Because Glofox creates gym software, the pandemic significantly impacted their product’s usage. Gyms suddenly closed (and subsequently opened) on government orders. On one of these reopening dates, Glofox experienced a massive surge in requests, which lit up metrics.

Through metrics, Glofox appeared to be suffering from a DDoS attack originating in Singapore. The easy remedy would be blocking all the IPs dispatching thousands of requests. Singapore was also reopening gyms that day, and Pierre suspected the incident wasn’t actually an attack. But it also wasn’t just returning users; the requests were overwhelming.

By diving through logs, Glofox’s engineering team nailed the culprit: Glofox’s front-end had a bug where lengthy sessions would dispatch more and more requests due to an unintentional JS loop. Many of Glofox’s Singaporean customers had been shut down for months but had minimized tabs. By reopening these tabs, Glofox’s back end was inundated by months of quarantined requests, which imitated a DDoS attack.

Only because of logs was Glofox able to diagnose the problem and devise a quick remedy that enabled their application to persist on one of the most important days of the year.

Developer Religions

I’ll admit this debate hinges on some concept of developer religions—the idea that developers, myself included, have strong beliefs because of some hypothetical ideal. Some developers swear by the importance of metrics; I care more about capturing high cardinality data through logs.

But to be clear, it is ridiculous to believe one should exist at the demise of the other. It’s more a matter of foundations. In my worldview, high cardinality should be the north star for building a good observability stack; metrics should follow.

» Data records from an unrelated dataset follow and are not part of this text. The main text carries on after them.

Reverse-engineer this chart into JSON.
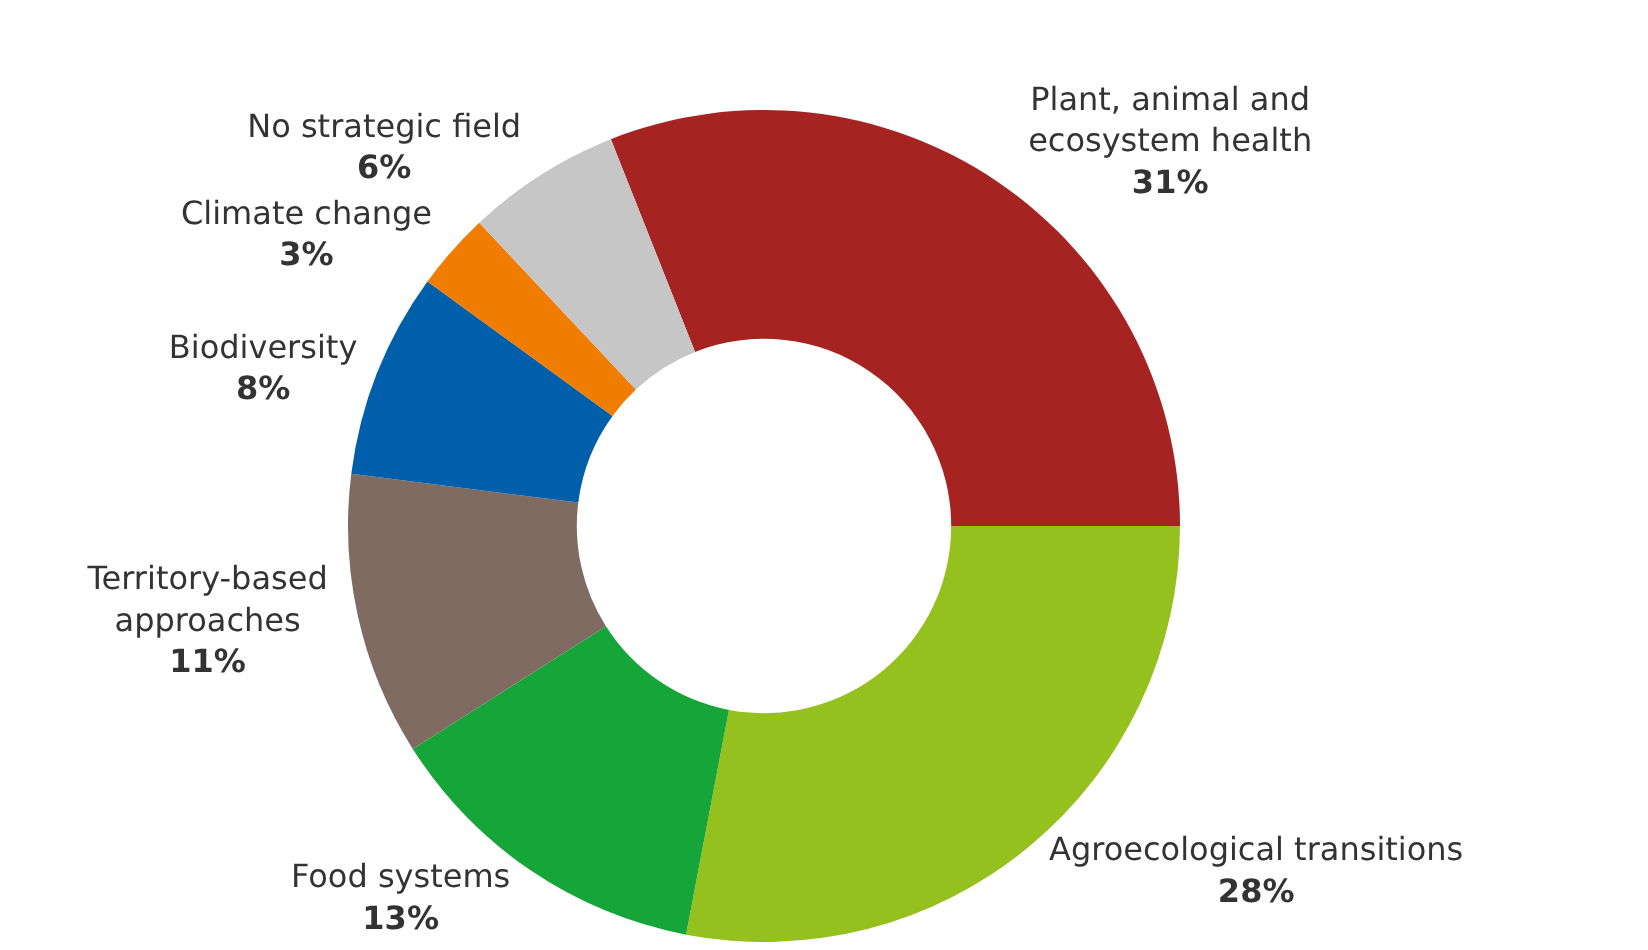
{
  "chart_data": {
    "type": "donut",
    "categories": [
      "Plant, animal and ecosystem health",
      "Agroecological transitions",
      "Food systems",
      "Territory-based approaches",
      "Biodiversity",
      "Climate change",
      "No strategic field"
    ],
    "values": [
      31,
      28,
      13,
      11,
      8,
      3,
      6
    ],
    "value_labels": [
      "31%",
      "28%",
      "13%",
      "11%",
      "8%",
      "3%",
      "6%"
    ],
    "colors": [
      "#a52422",
      "#95c11f",
      "#15a538",
      "#806b63",
      "#005faa",
      "#f07d00",
      "#c6c6c6"
    ],
    "legend": false
  }
}
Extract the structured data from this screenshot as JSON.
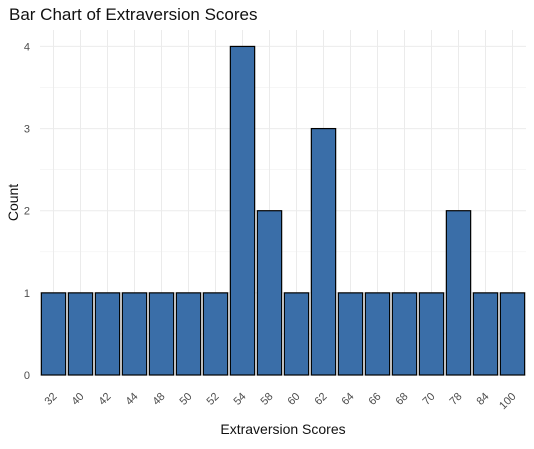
{
  "chart_data": {
    "type": "bar",
    "title": "Bar Chart of Extraversion Scores",
    "xlabel": "Extraversion Scores",
    "ylabel": "Count",
    "categories": [
      "32",
      "40",
      "42",
      "44",
      "48",
      "50",
      "52",
      "54",
      "58",
      "60",
      "62",
      "64",
      "66",
      "68",
      "70",
      "78",
      "84",
      "100"
    ],
    "values": [
      1,
      1,
      1,
      1,
      1,
      1,
      1,
      4,
      2,
      1,
      3,
      1,
      1,
      1,
      1,
      2,
      1,
      1
    ],
    "yticks": [
      0,
      1,
      2,
      3,
      4
    ],
    "ylim": [
      0,
      4.2
    ],
    "grid": true,
    "bar_color": "#3a6ea8",
    "bar_edge_color": "#000000"
  }
}
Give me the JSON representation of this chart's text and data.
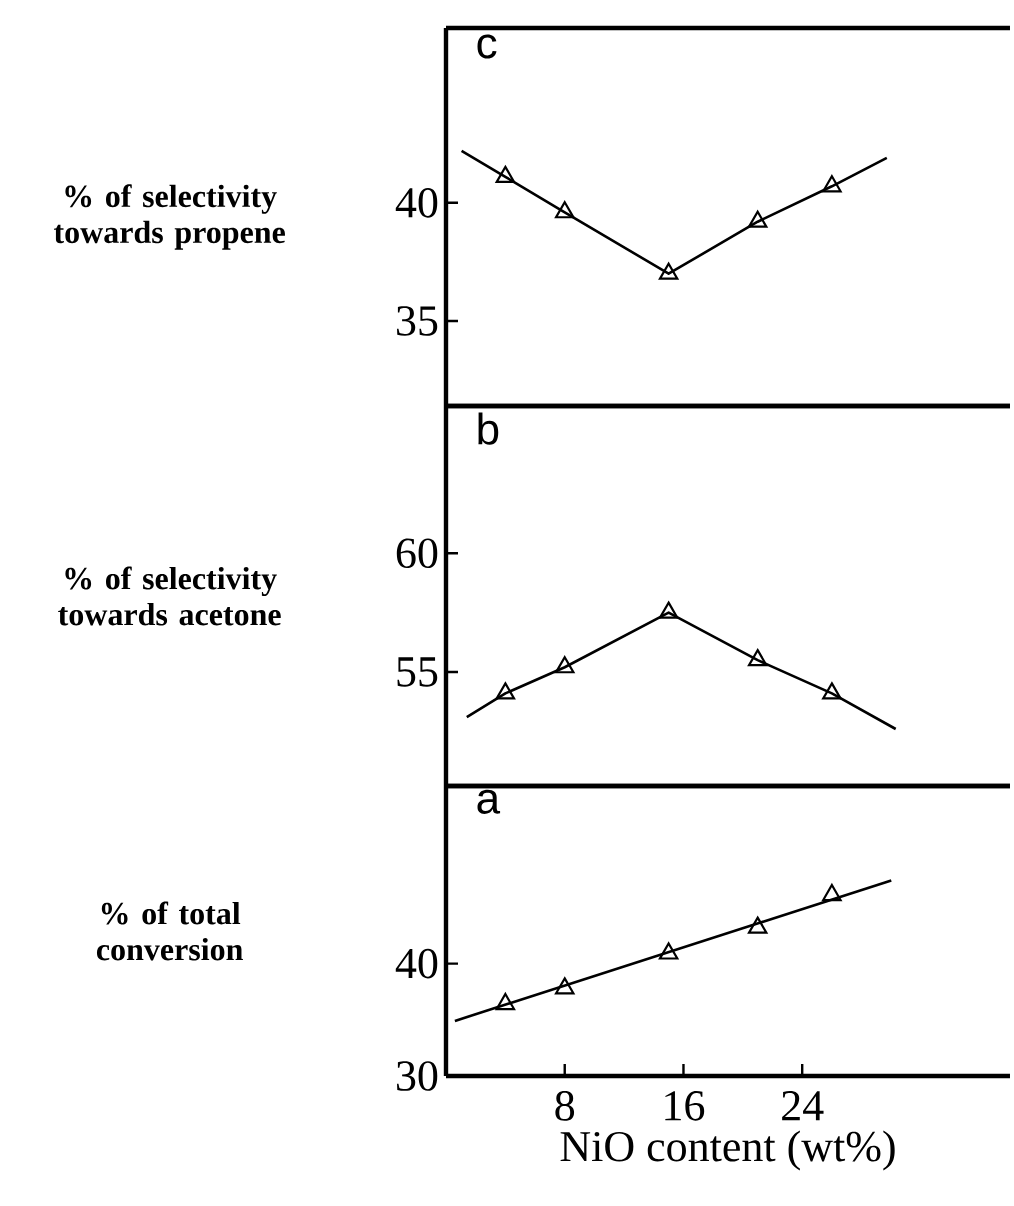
{
  "chart_data": [
    {
      "type": "scatter",
      "title": "c",
      "ylabel": "% of selectivity towards propene",
      "xlim": [
        0,
        38
      ],
      "ylim": [
        31.4,
        47.4
      ],
      "yticks": [
        35,
        40
      ],
      "tick_labels": "y",
      "line_style": "solid",
      "series": [
        {
          "type": "line",
          "marker": "none",
          "color": "#000000",
          "x": [
            1.05,
            4,
            8,
            15,
            21,
            26,
            29.7
          ],
          "values": [
            42.2,
            41.1,
            39.6,
            37.0,
            39.2,
            40.7,
            41.9
          ]
        },
        {
          "marker": "triangle",
          "color": "#000000",
          "x": [
            4,
            8,
            15,
            21,
            26
          ],
          "values": [
            41.1,
            39.6,
            37.0,
            39.2,
            40.7
          ]
        }
      ]
    },
    {
      "type": "scatter",
      "title": "b",
      "ylabel": "% of selectivity towards acetone",
      "xlim": [
        0,
        38
      ],
      "ylim": [
        50.2,
        66.2
      ],
      "yticks": [
        55,
        60
      ],
      "tick_labels": "y",
      "line_style": "solid",
      "series": [
        {
          "type": "line",
          "marker": "none",
          "color": "#000000",
          "x": [
            1.4,
            4,
            8,
            15,
            21,
            26,
            30.3
          ],
          "values": [
            53.1,
            54.1,
            55.2,
            57.5,
            55.5,
            54.1,
            52.6
          ]
        },
        {
          "marker": "triangle",
          "color": "#000000",
          "x": [
            4,
            8,
            15,
            21,
            26
          ],
          "values": [
            54.1,
            55.2,
            57.5,
            55.5,
            54.1
          ]
        }
      ]
    },
    {
      "type": "scatter",
      "title": "a",
      "ylabel": "% of total conversion",
      "xlabel": "NiO content (wt%)",
      "xlim": [
        0,
        38
      ],
      "ylim": [
        30,
        55.8
      ],
      "xticks": [
        8,
        16,
        24
      ],
      "yticks": [
        30,
        40
      ],
      "line_style": "solid",
      "series": [
        {
          "type": "line",
          "marker": "none",
          "color": "#000000",
          "x": [
            0.6,
            30
          ],
          "values": [
            34.9,
            47.4
          ]
        },
        {
          "marker": "triangle",
          "color": "#000000",
          "x": [
            4,
            8,
            15,
            21,
            26
          ],
          "values": [
            36.4,
            37.8,
            40.9,
            43.2,
            46.1
          ]
        }
      ]
    }
  ]
}
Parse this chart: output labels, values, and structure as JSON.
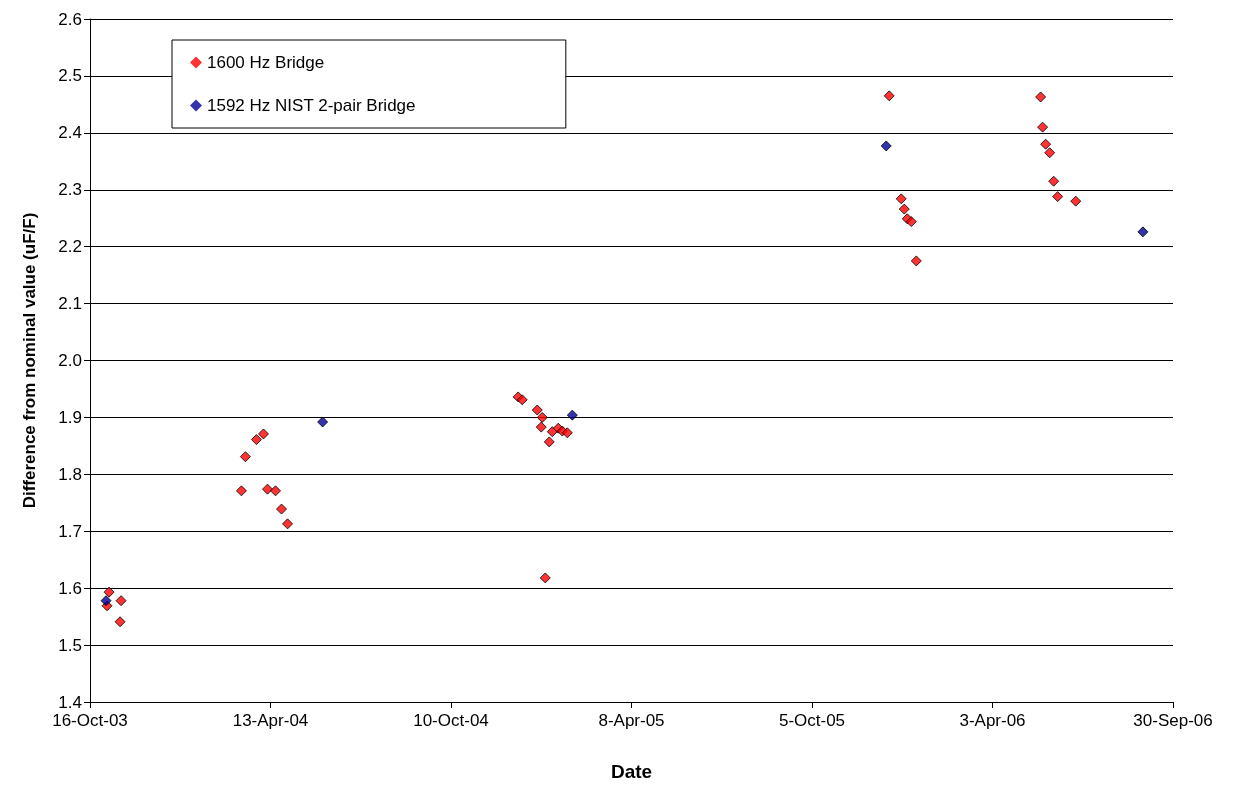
{
  "chart_data": {
    "type": "scatter",
    "xlabel": "Date",
    "ylabel": "Difference from nominal value (uF/F)",
    "series": [
      {
        "name": "1600 Hz Bridge",
        "color": "#ff0000",
        "x": [
          "2003-11-04",
          "2003-11-02",
          "2003-11-16",
          "2003-11-15",
          "2004-03-15",
          "2004-03-19",
          "2004-03-30",
          "2004-04-06",
          "2004-04-10",
          "2004-04-18",
          "2004-04-24",
          "2004-04-30",
          "2004-12-16",
          "2004-12-20",
          "2005-01-04",
          "2005-01-09",
          "2005-01-08",
          "2005-01-16",
          "2005-01-12",
          "2005-01-19",
          "2005-01-25",
          "2005-01-29",
          "2005-02-03",
          "2005-12-21",
          "2006-01-02",
          "2006-01-05",
          "2006-01-08",
          "2006-01-12",
          "2006-01-17",
          "2006-05-21",
          "2006-05-23",
          "2006-05-26",
          "2006-05-30",
          "2006-06-03",
          "2006-06-07",
          "2006-06-25"
        ],
        "values": [
          1.593,
          1.569,
          1.578,
          1.541,
          1.771,
          1.831,
          1.861,
          1.871,
          1.774,
          1.771,
          1.739,
          1.713,
          1.936,
          1.931,
          1.913,
          1.9,
          1.883,
          1.857,
          1.618,
          1.875,
          1.881,
          1.876,
          1.873,
          2.465,
          2.284,
          2.266,
          2.249,
          2.244,
          2.175,
          2.463,
          2.41,
          2.38,
          2.365,
          2.315,
          2.288,
          2.28
        ]
      },
      {
        "name": "1592 Hz NIST 2-pair Bridge",
        "color": "#000099",
        "x": [
          "2003-11-01",
          "2004-06-04",
          "2005-02-08",
          "2005-12-18",
          "2006-08-31"
        ],
        "values": [
          1.578,
          1.892,
          1.904,
          2.377,
          2.226
        ]
      }
    ],
    "xlim": [
      "2003-10-16",
      "2006-09-30"
    ],
    "xticks": [
      {
        "value": "2003-10-16",
        "label": "16-Oct-03"
      },
      {
        "value": "2004-04-13",
        "label": "13-Apr-04"
      },
      {
        "value": "2004-10-10",
        "label": "10-Oct-04"
      },
      {
        "value": "2005-04-08",
        "label": "8-Apr-05"
      },
      {
        "value": "2005-10-05",
        "label": "5-Oct-05"
      },
      {
        "value": "2006-04-03",
        "label": "3-Apr-06"
      },
      {
        "value": "2006-09-30",
        "label": "30-Sep-06"
      }
    ],
    "ylim": [
      1.4,
      2.6
    ],
    "yticks": [
      1.4,
      1.5,
      1.6,
      1.7,
      1.8,
      1.9,
      {
        "value": 2,
        "label": "2.0"
      },
      2.1,
      2.2,
      2.3,
      2.4,
      2.5,
      2.6
    ],
    "grid": "y",
    "legend": "top left",
    "marker": "diamond"
  }
}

Funnily enough, I hold the opposite belief regarding our marketing strategy. For marketing, I care more about metrics than individual stories. That’s because marketing is an optimizing outcomes problem—strategies succeed or fail on the basis on an aggregate. That mindset doesn’t hold when it comes to development, where the goal is to eliminate issues that any user is facing.

A Closing Thought

Logs matter. They matter in the same vein that testing matters, CI/CD matters, security matters. Without good logs, errors turn from nuisances to headaches. So next time that your team brings up the importance of metrics, push aside the hype of fancy charts to spend time improving your logs. Of course, you can take my opinion with a grain of salt—I run a observability company that’s built on good logs—but there’s a reason that I ended up in this space.